How Potty Training Has Changed
I say this all to get to a simple point: Potty training for dads is no different than it is for moms. In my home, at least, the household duties are a little more split. My wife and I both work, we both spend lots of time with the kids, and we both need breaks from each. I’ve tried to be involved in the different aspects of my children growing up, potty training included because my work schedule allows.
As a dad, it is enjoyable to be a part of these things (maybe not cleaning up after a potty accident, but the rest can be fun). My wife and I treated potty training like we do everything else. We come up with a plan and then try to be consistent from parent to parent.

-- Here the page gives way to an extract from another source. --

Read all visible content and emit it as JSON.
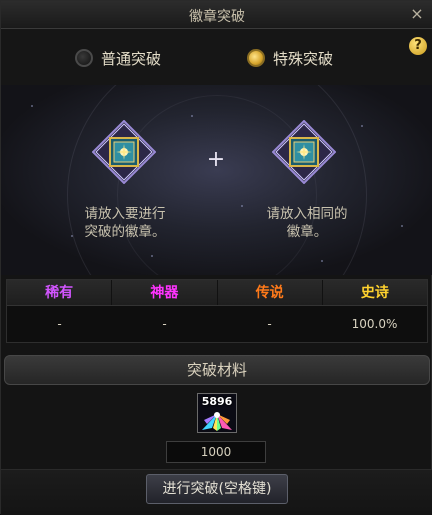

In the early stages of potty training, that included routinely asking my daughter if she needed the bathroom, making sure she spent lots of time sitting on her potty, and praising her when she had success. Potty training for dads is not different from moms. No matter how much dad (or mom) works outside of the house, the most important thing is consistency. If my wife was telling my daughter something, I wanted to make sure I was doing the same.
A few decades ago this would likely have been different. Potty training likely fell to mom while dad might have helped, begrudgingly, on the weekends. That is not the case for me and probably a lot of dads out there. Potty training for dads is the same as it is mom: A stressful, yet necessary, process that requires patience, discipline, and a positive attitude.